A psicóloga clínica Rita Salazar Dias, que analisou o estudo da Kaspersky, chama a atenção para os dois “lados da moeda”: a mesma tecnologia que está a desempenhar um papel fundamental para cada um de nós combater a solidão, também pode gerar dependência e, deste modo, perpetuar o isolamento.

O digital que permitiu aproximar pessoas distantes fisicamente, de algum modo, também gerou afastamento de pessoas fisicamente próximas e nalguns casos de risco facilitou mesmo o isolamento. Existem muitas pessoas, sobretudo adolescentes e idosos, que já estavam socialmente isolados. Os adolescentes mais virados para o mundo cibernauta que os afasta dos contactos afetivos e sociais tão importantes para o seu desenvolvimento saudável, e os idosos, no polo oposto, que não puderam fazer uso da tecnologia para quebrar o isolamento decorrente desta situação pandémica”, comenta a especialista.

O relatório concluiu também que, além de utilizarem a tecnologia para fazer chamadas, enviar mensagens aos seus entes queridos ou comentar nas redes sociais, mais de metade dos portugueses inquiridos (57,6%) recorrem à tecnologia para ver programas televisivos ou filmes. Já 44,2% afirma que utilizar a tecnologia para ouvir música – através de apps, por exemplo – ajuda no combate à solidão.

Para mais informações sobre os resultados da última investigação da Kaspersky, consulte o relatório Find Your Tribe.

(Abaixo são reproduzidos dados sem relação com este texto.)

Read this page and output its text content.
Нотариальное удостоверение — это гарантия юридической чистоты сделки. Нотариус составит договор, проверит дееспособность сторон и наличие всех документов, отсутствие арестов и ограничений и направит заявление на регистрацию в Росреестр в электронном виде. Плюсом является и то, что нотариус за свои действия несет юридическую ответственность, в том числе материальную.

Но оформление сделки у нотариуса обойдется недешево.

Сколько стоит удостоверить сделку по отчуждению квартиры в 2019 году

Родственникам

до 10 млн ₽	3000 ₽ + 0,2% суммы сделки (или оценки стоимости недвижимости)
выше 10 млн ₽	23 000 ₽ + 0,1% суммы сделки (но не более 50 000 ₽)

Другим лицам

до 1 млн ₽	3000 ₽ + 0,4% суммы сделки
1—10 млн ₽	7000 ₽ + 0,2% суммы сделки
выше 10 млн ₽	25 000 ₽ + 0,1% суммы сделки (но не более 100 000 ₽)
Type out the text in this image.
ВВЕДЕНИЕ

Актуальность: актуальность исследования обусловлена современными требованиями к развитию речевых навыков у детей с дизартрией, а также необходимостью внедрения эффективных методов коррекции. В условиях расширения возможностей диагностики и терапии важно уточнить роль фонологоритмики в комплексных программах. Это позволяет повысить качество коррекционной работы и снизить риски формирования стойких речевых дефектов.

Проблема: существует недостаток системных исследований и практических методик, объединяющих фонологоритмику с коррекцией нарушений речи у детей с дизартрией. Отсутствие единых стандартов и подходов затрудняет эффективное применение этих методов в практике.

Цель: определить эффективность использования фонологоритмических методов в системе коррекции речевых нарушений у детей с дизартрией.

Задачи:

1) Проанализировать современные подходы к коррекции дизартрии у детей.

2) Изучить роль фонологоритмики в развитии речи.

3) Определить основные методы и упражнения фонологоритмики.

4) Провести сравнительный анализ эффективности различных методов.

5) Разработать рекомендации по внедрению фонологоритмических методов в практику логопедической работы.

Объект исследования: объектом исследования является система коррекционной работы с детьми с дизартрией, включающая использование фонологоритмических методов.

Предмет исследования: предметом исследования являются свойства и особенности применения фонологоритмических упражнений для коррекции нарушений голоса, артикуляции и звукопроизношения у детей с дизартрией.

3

Como a tecnologia tem sido vital para a ajudar as pessoas que se sentem mais sós, a Kaspersky está a tomar medidas para que permaneçam seguras online, especialmente durante a pandemia. Neste âmbito, várias informações, incluindo guias sobre proteção de smartphones e segurança da sua vida digital, estão disponíveis no blogue da empresa.

Metodologia de Investigação

A Arlington Research, agência independente de estudos de mercado, realizou estudos de mercado em nome da Kaspersky em 12 países europeus e no Japão. Os países inquiridos incluem o Reino Unido (2.000 inquiridos), França (1.000), Alemanha (1.000), Itália (1.000), Espanha (1.000), Holanda (1.000), Bélgica (500), Portugal (500), República Checa (500), Áustria (500), Hungria (500), Roménia (500) e Japão (500).

A investigação é representativa, a nível nacional, de adultos com mais de 18 anos de idade em cada país inquirido, no que diz respeito ao sexo, idade e região (cerca de 2%). A investigação foi realizada de acordo com as orientações do estudo de mercado ESOMAR.

A Kaspersky, em conjunto com a Arlington Research, realizou uma investigação junto de uma amostra representativa de adultos a nível nacional, em 12 mercados europeus, para auscultar o grau de solidão dos participantes e os fatores que ajudam a reduzir a solidão.